Eine in Großbritannien durchgeführte Studie hat ergeben, dass die tatsächlichen Farben von Neptun und Uranus nicht, wie in Quellen häufig beschrieben, dunkelblau und hellgrün sind.

BBC

Wie die BBC berichtet, haben britische Astronomen, die eine „präzisere“ Darstellung von Neptun und Uranus anstrebten, deren Fotos ihre wahren Farben nicht widerspiegeln, die Datensätze der NASA-Sonde Voyager 2 aus den 1980er Jahren erneut untersucht.

In diesem Rahmen nutzten die Forscher den Bildspektrographen des Hubble-Weltraumteleskops sowie den Multi-Unit Spectroscopic Explorer (MUSE) am „Very Large Telescope“ (VLT) der Europäischen Südsternwarte.

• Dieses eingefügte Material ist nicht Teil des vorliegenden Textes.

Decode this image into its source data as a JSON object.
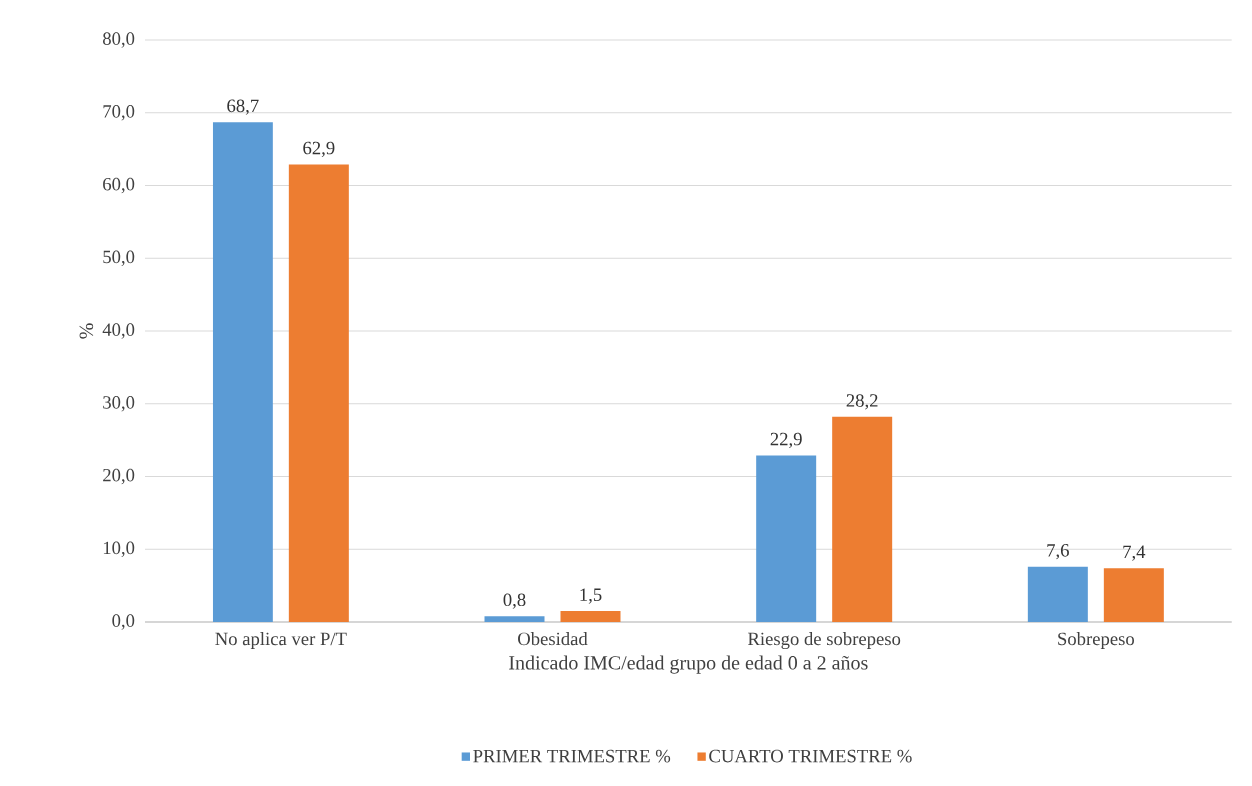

Die Spektrographen, die die von Voyager 2 in drei separaten Farbkanälen aufgenommenen Pixel neu zusammensetzten, zeigten, dass beide Planeten in sehr ähnlichen bläulich-grünen Tönen erscheinen.

FOTOS DER PLANETEN WURDEN ZUSAMMENGEFÜGT

Die Forscher erklärten, dass die Wissenschaftler, die die Bilder von Neptun und Uranus erstmals bearbeiteten, die drei von der Sonde gelieferten Fotos so kombinierten, dass die Farben heller und der Kontrast höher waren, um Merkmale der Planetenatmosphäre hervorzuheben.

Der leitende Forscher Prof. Patrick Irwin betonte, dass Astronomen schon lange wussten, dass die tatsächlichen Farben der beiden Planeten nicht mit denen auf den Fotos übereinstimmten.

Irwin sagte: „Die Planetenwissenschaftler jener Zeit waren sich bewusst, dass die Farben künstlich gesättigt wurden; die Fotos wurden mit diesem Wissen veröffentlicht, aber mit der Zeit ging diese Unterscheidung verloren.“

Die Untersuchung ergab zudem, dass eine dünne Dunstschicht auf dem Neptun der Atmosphäre einen blassen Blauton verleiht und dass der Uranus in den Sommer- und Wintermonaten, wenn einer seiner Pole der Sonne zugewandt ist, grüner erscheint. Die Studie wurde in den monatlichen Mitteilungen der „Royal Astronomical Society“ veröffentlicht.